DaedTech Digest: Static Analysis, Doco and Dependency Death Stars
Happy Friday, everybody. I’m still figuring this digest thing out, so please bear with me. But no matter how I iterate, what you’ll get is an aggregated link to posts that I’ve written for my Hit Subscribe business.
I’m thinking I’ll do picks each week as well as the digests. You know how podcast panelists do “picks” at the end of a lot of podcasts? I’ll give you some picks each week. At least, unless this turns out to be a bad idea, in which case, I’ll stop.
Picks
- Jogging without headphones. For years, I’ve always doubled up on productivity by listening to podcasts or audio books while jogging, if not watching Pluralsight courses. But recently a terrible pair of bluetooth headphones (seriously, don’t buy them — shop around for a competitor) broke, and I just went jogging with my thoughts. It’s been a huge boost to the amount of creative thinking I do in a week.
- I cannot rave enough about payroll service, Gusto. If you need to run payrolls for your business, these guys make it seriously easy, even paying taxes for your automatically. Before I switched, I’d been using Intuit’s online payroll, which was the user experience equivalent of a grizzly bear carrying a raccoon in a backpack and both of them are mauling you. Gusto restored my faith in humanity.
- Every now and then, I get nostalgic for computer games from my childhood. When I do, abandonia usually has me covered.
The Post Digest
And now, the post digest.
- I write a lot of posts about static analysis, since it’s something of a specialty of mine. Here’s another primer I did about it for TechTown training. In it, I evangelized a bit, encouraging readers to look past the really dull name and see that underneath it lies a cool concept.

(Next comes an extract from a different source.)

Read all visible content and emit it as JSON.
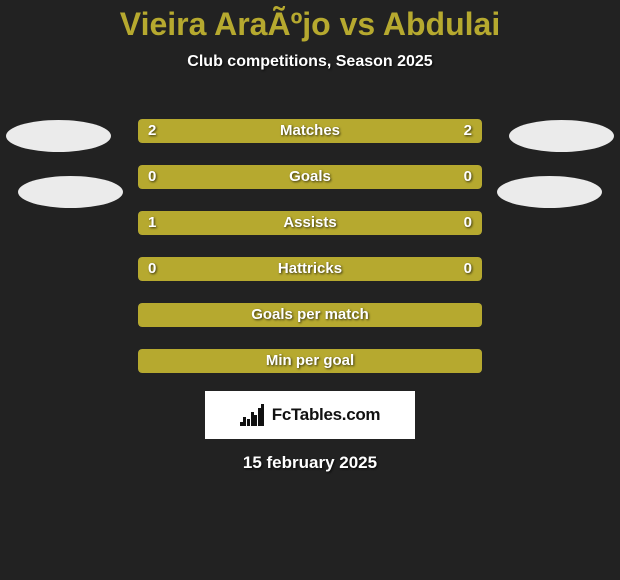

- Speaking of static analysis, I wrote a post for NDepend entitled “Code Quality Metrics: Separating the Signal from the Noise.” There’s a lot of reductionist code metrics out there, so I did my part to add some nuance to the world.
- For SubMain, I wrote a post taking you through different documentation tool options that programmers have. User manuals, release notes, and all the traditional stuff, but then also new approaches that generate documentation automatically, at least for a starting point.
- In another NDepend post, I talk about a novel way to settle the inevitable squabbles among a development team. Make your arguments, and then prove them visually, using automated tooling to paint pictures of your codebase. My personal favorite for proving a point has always been the dependency death star.
- And, finally, I wrote a post for Monitis trying to get a little more specific around the generalized and often hype-y term, “big data.” This post took a longer view, tracing a history of the concept back to the early days of Java and .NET.